The Government Accountability Office has identified major cybersecurity failings at the agency responsible for overseeing the U.S. nuclear stockpile.
In an investigation published Thursday, the watchdog found that the National Nuclear Security Administration (NNSA) had fully implemented just four out of six foundational cybersecurity requirements within its traditional IT environment, which includes computer systems used for weapons design.
In particular, GAO found during its audit that both NNSA and its contractors had not fully implemented a continuous monitoring strategy because their strategy documents were missing key recommended elements.
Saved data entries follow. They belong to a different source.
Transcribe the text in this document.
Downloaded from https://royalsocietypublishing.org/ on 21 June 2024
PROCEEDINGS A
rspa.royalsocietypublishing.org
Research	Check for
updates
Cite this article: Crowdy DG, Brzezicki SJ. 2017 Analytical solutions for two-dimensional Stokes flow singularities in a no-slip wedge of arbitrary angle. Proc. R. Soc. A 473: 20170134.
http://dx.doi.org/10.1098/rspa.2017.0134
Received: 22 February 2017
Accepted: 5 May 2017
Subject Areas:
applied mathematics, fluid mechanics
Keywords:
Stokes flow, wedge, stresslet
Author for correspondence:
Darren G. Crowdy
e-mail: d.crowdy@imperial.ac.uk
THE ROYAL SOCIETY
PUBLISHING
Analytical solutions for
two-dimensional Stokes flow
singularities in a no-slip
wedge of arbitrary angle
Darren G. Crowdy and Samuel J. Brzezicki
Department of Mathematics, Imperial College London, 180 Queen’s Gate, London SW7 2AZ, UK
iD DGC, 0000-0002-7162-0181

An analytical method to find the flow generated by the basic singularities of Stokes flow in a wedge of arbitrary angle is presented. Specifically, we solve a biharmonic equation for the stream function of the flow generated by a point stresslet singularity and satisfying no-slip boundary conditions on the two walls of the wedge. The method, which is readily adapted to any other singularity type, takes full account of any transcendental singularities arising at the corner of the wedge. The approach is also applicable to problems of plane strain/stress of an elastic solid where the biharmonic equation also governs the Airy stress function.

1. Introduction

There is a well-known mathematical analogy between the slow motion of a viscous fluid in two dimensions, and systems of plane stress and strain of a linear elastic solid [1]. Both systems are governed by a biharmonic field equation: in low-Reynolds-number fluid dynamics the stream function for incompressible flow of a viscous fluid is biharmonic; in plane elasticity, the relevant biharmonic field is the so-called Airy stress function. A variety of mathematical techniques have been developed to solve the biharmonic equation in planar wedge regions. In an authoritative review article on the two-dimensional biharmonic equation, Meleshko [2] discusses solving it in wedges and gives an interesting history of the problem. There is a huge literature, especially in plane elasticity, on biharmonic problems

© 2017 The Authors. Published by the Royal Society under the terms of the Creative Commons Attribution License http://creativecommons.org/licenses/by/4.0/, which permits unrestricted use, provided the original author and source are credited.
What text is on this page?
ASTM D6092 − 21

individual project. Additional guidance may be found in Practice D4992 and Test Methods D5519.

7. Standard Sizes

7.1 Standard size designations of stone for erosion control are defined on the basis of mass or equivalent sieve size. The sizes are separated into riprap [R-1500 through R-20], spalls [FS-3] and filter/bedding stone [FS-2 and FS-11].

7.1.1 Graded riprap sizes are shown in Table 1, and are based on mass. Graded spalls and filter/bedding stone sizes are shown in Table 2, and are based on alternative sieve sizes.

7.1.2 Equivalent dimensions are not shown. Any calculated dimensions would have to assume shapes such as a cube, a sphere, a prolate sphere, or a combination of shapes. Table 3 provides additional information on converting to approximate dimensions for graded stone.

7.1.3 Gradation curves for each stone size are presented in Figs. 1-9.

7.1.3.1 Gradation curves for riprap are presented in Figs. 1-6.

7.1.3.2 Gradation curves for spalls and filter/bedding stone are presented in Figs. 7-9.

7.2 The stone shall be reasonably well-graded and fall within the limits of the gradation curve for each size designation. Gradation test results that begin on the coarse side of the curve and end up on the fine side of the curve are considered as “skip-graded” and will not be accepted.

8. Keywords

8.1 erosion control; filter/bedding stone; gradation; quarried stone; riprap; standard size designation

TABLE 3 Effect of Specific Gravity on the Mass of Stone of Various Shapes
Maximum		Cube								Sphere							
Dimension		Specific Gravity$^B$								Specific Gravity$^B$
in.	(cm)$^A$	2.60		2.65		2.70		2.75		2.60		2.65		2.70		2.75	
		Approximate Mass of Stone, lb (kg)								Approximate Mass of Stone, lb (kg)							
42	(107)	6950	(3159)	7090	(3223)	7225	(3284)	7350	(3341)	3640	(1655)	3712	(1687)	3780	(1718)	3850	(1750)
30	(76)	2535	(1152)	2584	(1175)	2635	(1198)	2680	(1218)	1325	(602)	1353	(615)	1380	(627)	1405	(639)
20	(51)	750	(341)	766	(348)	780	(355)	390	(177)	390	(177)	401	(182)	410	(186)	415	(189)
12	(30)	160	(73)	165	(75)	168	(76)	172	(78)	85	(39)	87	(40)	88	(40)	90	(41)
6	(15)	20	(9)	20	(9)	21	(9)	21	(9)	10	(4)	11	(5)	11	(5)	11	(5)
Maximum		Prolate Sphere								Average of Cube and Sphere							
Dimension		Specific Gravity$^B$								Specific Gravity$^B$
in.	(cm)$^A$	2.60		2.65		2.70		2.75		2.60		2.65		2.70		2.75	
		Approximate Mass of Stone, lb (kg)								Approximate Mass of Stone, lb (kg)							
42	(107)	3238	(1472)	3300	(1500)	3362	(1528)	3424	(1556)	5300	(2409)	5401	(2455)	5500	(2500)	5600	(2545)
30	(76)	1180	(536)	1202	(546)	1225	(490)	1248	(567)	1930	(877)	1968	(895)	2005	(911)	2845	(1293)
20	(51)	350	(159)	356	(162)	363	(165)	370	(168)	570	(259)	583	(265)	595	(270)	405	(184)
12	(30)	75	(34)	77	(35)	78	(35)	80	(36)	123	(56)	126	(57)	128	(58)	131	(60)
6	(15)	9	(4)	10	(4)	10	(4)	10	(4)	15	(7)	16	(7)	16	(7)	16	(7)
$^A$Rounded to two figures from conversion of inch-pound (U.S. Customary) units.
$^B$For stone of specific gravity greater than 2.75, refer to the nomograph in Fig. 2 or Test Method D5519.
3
“Without such elements, NNSA and its contractors lack a full understanding of their cybersecurity posture and are limited in their ability to effectively respond to emerging cyber threats,” GAO said in its report.
Within NNSA’s nuclear weapons IT environment, which refers to IT in or in constant contact with weapons systems, the watchdog found that the agency had not developed a cyber risk management strategy, which it said “likely constrains NNSA’s awareness of and responses to such threats.”
NNSA’s cybersecurity directive requires contractors to oversee their subcontractors’ cybersecurity measures.
However, three out of seven contractors did not believe this is a contractual responsibility when questioned by GAO.
“These oversight gaps, at both the contractor and NNSA level, leave NNSA with little assurance that sensitive information held by subcontractors is effectively protected,” the watchdog added in the report.